Although we plan to keep using this stuff regardless of the cost, I decided to calculate it anyway, just to see how it compares to the alternatives. The ingredients are:
- 1/2 cup soft or silken tofu. A pound of silken tofu costs $1 at H-Mart, and 1/2 cup is about a quarter of it. So, in theory, it costs only $0.25. However, unless it turns out to be possible to make this cheese in bulk and freeze it, we'll have to buy $1 worth of tofu every time we want to make just one batch of cheese, so we might as well call the cost of this ingredient a dollar. (We'll also need to figure out some more recipes that use silken tofu so none of it will go to waste.)
- 1/4 cup tapioca starch. We paid $3.29 for a bag that claims to contain 15 1/4-cup servings, so that's another 22 cents.
- 1/4 cup refined coconut oil, melted. We got this as a freebie, but it costs about $6 for a 14-ounce jar at Target (it's more expensive than the unrefined stuff we get for $4 a jar at Aldi). The jar contains 27 tablespoons, so a quarter-cup is 89 cents.
- 2 tablespoons nutritional yeast. We got this from the bulk bins at the Whole Earth Center, but neglected to write down the price. I recently checked the price at the George Street Co-Op and it was $11 a pound, which Brian is sure is more expensive, so at a guess, we'll say it was $9 a pound. A 5-ounce bag from Bob's Red Mill contains 9 1/4-cup servings, or 36 tablespoons, so that's about 115 tablespoons per pound, making it another 16 cents for two tablespoons.
- 1 1/2 tablespoons kappa carrageenan. I bought a 2-ounce bag on Walmart.com for $7.95, with free shipping. It contains a mere 16 teaspoons so 1 1/2 tablespoons (4.5 teaspoons) is a little more than a quarter of the bag. That makes this the priciest ingredient, at $2.24. But if we start making this stuff on a regular basis, I can start buying the kappa carageenan in a larger package and cut the price to about $1.41.
- 1 tablespoon sauerkraut. We bought a 24-ounce jar, which contains eight 1/2-cup servings, for $1.69 at Aldi. That makes the cost of one tablespoon less than 3 cents. Of course, like the tofu, a jar this size will give us a lot left over, but it should keep for a good while.

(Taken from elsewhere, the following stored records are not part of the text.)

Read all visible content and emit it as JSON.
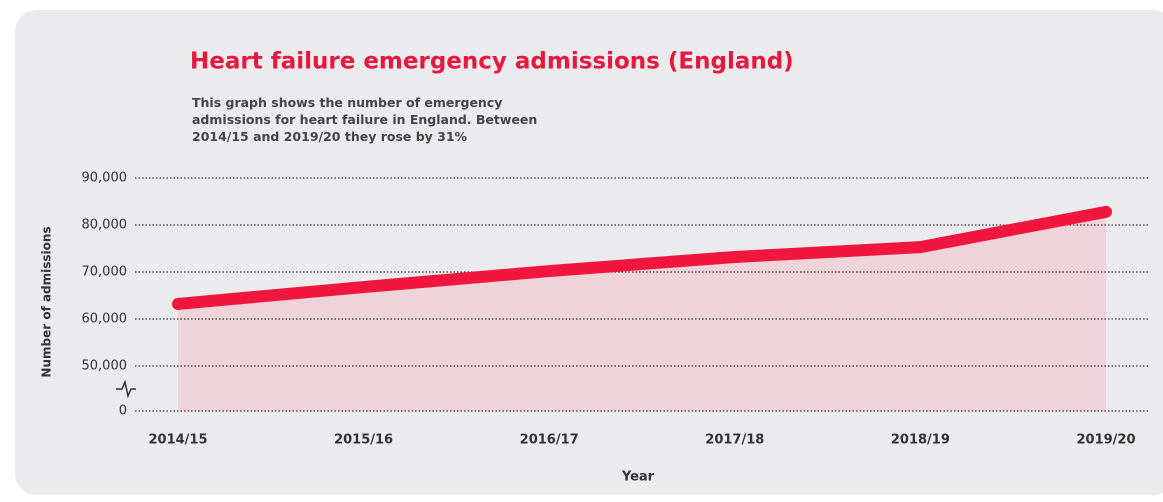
{
  "chart_data": {
    "type": "area",
    "title": "Heart failure emergency admissions (England)",
    "subtitle": "This graph shows the number of emergency admissions for heart failure in England. Between 2014/15 and 2019/20 they rose by 31%",
    "x_label": "Year",
    "y_label": "Number of admissions",
    "categories": [
      "2014/15",
      "2015/16",
      "2016/17",
      "2017/18",
      "2018/19",
      "2019/20"
    ],
    "values": [
      63200,
      66800,
      70200,
      73200,
      75300,
      82800
    ],
    "color": "#f0163e",
    "fill_color": "#eed3da",
    "ylim": [
      0,
      90000
    ],
    "y_axis_break": [
      0,
      50000
    ],
    "yticks": [
      0,
      {
        "value": 50000,
        "label": "50,000"
      },
      {
        "value": 60000,
        "label": "60,000"
      },
      {
        "value": 70000,
        "label": "70,000"
      },
      {
        "value": 80000,
        "label": "80,000"
      },
      {
        "value": 90000,
        "label": "90,000"
      }
    ],
    "grid": true
  }
}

- 1 1/2 teaspoons salt. I've previously estimated that this costs a penny or less, so call it 1 cent.
- 1/2 teaspoon garlic powder. We also buy this in bulk at Whole Earth, but we haven't checked the cost. Since we used so little of it, I'm going to say that this costs 1 cent as well.

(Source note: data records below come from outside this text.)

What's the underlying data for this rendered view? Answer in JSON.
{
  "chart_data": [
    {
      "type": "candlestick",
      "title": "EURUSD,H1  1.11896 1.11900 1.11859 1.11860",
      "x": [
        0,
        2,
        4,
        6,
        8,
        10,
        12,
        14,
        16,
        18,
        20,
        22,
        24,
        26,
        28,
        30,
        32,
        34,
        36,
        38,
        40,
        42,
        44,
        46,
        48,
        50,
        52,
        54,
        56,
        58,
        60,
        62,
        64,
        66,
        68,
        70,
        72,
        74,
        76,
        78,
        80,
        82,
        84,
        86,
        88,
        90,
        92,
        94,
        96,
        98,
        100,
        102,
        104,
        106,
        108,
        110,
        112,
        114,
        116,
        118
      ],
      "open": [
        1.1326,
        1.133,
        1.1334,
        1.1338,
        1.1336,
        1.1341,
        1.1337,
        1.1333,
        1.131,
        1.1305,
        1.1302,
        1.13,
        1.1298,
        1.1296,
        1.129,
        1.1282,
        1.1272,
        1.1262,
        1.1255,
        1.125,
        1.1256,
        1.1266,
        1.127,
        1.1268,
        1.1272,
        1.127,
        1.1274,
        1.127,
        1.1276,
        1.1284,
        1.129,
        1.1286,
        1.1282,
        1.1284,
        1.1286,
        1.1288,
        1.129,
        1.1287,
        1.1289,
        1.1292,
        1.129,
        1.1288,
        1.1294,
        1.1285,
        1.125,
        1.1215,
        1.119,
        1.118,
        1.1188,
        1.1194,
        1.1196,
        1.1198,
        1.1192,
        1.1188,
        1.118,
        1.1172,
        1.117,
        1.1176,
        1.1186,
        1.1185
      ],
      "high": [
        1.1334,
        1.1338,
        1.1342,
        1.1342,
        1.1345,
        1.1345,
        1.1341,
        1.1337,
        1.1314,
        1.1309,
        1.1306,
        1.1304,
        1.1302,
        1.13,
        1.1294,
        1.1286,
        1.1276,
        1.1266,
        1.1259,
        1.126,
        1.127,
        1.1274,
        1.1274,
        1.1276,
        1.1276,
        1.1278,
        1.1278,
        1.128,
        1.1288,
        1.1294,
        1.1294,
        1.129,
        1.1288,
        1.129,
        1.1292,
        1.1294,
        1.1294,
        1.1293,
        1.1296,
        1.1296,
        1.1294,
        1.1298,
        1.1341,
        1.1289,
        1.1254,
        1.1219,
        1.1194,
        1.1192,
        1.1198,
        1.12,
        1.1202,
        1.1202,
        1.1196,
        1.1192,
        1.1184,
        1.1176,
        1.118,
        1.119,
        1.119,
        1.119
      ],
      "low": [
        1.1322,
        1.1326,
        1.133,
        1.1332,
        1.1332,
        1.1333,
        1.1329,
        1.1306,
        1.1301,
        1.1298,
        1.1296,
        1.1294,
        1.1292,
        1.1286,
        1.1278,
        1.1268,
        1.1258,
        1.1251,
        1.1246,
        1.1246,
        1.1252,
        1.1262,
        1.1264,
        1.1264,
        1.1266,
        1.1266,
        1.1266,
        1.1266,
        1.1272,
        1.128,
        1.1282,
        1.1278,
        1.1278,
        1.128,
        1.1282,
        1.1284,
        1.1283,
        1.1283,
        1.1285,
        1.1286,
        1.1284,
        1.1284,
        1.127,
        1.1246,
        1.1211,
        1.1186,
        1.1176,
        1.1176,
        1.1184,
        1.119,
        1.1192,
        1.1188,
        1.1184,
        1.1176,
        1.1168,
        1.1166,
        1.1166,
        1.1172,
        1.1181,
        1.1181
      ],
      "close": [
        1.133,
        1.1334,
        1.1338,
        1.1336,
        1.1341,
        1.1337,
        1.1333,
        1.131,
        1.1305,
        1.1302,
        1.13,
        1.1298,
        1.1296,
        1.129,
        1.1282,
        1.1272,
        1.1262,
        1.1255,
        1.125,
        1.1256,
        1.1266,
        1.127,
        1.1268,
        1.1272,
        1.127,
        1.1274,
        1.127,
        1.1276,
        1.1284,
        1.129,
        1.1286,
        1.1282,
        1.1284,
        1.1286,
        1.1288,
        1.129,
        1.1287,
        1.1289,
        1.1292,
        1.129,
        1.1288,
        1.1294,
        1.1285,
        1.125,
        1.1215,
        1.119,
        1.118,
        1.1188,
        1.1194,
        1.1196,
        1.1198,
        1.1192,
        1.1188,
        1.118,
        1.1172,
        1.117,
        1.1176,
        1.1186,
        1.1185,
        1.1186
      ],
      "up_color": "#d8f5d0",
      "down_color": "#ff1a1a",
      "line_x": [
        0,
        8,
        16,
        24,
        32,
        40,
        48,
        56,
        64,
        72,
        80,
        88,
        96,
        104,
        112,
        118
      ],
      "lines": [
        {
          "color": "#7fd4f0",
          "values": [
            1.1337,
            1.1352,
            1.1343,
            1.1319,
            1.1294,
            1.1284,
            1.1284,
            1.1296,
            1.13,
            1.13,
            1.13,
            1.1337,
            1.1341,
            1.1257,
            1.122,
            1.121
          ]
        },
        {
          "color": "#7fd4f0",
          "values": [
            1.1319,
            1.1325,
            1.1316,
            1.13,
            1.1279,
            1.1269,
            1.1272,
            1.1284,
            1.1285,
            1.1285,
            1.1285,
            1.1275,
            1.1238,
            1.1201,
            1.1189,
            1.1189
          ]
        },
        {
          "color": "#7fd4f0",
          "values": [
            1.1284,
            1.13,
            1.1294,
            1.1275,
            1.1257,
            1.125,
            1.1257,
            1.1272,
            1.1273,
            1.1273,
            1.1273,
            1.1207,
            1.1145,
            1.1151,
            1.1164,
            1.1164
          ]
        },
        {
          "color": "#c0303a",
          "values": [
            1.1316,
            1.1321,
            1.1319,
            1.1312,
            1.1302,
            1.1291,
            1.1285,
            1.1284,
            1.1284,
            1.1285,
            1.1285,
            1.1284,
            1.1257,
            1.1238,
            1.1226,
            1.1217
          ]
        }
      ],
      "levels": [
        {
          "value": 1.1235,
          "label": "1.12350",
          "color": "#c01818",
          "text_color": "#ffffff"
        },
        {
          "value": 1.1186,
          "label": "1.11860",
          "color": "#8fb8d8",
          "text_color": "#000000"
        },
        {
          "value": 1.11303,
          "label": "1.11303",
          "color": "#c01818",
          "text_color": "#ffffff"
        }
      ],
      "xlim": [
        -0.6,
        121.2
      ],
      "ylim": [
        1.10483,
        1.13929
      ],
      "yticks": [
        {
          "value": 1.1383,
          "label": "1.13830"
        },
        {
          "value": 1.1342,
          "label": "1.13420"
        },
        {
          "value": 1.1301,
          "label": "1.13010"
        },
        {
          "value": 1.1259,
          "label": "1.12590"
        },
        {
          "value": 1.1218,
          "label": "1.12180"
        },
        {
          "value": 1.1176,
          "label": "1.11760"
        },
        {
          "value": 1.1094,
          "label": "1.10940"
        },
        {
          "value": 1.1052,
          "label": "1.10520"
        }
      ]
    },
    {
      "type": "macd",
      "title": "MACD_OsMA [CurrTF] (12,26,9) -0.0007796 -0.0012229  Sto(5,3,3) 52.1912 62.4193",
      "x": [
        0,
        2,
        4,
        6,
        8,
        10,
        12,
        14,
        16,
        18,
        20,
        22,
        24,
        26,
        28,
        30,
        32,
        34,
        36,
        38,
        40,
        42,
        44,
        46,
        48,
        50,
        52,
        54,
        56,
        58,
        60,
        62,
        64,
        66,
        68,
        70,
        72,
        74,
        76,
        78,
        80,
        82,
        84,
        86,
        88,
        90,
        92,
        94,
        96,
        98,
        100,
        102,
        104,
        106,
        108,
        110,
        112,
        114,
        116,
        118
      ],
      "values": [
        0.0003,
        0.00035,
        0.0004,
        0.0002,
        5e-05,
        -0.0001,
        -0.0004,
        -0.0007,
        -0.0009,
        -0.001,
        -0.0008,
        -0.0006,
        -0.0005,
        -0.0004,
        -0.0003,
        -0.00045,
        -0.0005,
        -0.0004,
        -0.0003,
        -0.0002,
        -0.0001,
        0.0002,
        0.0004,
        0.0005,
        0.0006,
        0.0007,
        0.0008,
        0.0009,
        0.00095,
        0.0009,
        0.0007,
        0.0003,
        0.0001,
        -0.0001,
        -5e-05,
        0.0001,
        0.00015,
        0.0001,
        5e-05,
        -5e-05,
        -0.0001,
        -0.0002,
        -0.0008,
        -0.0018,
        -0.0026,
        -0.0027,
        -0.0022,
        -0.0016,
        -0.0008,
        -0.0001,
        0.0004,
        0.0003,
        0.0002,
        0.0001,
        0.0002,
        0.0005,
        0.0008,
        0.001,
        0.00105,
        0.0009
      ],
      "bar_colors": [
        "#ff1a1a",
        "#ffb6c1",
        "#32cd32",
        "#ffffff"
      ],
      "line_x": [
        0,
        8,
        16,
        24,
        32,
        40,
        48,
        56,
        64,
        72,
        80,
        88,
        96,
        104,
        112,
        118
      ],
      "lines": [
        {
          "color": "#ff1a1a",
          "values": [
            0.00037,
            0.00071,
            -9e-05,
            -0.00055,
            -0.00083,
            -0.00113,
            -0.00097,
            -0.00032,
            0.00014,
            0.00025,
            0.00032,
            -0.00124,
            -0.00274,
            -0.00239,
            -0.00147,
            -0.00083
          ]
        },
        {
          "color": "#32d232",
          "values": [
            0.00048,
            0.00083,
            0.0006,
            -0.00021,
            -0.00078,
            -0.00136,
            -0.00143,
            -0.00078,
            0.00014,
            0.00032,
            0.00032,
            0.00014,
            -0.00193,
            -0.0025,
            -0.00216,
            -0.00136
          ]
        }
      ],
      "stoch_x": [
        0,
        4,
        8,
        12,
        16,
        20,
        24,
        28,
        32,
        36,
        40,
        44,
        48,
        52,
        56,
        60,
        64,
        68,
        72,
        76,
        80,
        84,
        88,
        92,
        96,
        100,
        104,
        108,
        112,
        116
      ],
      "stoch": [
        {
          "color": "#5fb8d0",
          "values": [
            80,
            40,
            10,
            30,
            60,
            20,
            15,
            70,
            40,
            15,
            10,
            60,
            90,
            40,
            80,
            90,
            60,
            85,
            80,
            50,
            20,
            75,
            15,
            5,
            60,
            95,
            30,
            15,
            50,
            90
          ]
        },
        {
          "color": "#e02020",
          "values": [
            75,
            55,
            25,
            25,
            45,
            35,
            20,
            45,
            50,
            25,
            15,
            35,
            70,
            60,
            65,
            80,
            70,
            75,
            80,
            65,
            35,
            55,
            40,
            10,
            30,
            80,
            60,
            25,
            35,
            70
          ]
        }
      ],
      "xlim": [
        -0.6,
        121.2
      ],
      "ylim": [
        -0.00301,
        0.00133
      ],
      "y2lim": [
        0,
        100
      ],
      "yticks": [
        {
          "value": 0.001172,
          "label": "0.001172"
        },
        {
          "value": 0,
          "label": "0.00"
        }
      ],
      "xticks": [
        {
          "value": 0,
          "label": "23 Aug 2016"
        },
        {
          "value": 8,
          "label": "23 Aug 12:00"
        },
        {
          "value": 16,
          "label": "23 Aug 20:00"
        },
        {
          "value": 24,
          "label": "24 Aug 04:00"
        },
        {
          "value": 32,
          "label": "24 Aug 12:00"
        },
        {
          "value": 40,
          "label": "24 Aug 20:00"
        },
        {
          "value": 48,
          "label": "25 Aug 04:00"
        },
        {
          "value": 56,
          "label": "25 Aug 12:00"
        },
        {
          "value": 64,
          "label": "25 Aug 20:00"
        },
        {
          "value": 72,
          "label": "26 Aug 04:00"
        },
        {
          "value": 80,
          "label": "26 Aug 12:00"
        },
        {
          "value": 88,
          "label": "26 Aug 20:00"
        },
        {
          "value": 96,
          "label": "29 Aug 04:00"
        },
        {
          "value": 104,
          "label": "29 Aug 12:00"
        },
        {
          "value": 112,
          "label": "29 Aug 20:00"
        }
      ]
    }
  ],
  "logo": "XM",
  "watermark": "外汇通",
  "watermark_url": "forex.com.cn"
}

- 1 1/2 cups boiling water. Essentially free.
Add that all together, and you get a cost of $4.56 per batch. A batch makes two cups of shredded cheese, which is the equivalent of about half a pound of real mozzarella. So this works out to about $9.12 per pound. That's a lot more than real mozzarella, but it's less than Daiya ($11.50 a pound), the only other vegan mozzarella we've found that was anywhere close to acceptable, and it works a lot better. With a cheaper source of kappa carageenan, it would be still cheaper: about $3.73 per batch, or $7.46 per pound. That's barely more expensive than the two alternatives we tried from Trader Joe's, which were both flat-out awful.
Our success with this homemade vegan cheese has made me wonder if perhaps we can cook up acceptable vegan alternatives to some of the other animal products we haven't found good replacements for yet. For instance, we've never found a good veggie version of Polish-style sausage, so when we (regretfully) quit buying kielbasa at the
Amish market, we figured we'd just have to give up this treat entirely. But maybe something like this
vegan sausage recipe would allow us to enjoy grilled sausages once more. Or maybe these homemade
vegan seitan tenders would work in our favorite
chicken and rhubarb recipe where commercial chicken substitutes—usually sold in the form of breaded nuggets or patties—would not. Anything is possible!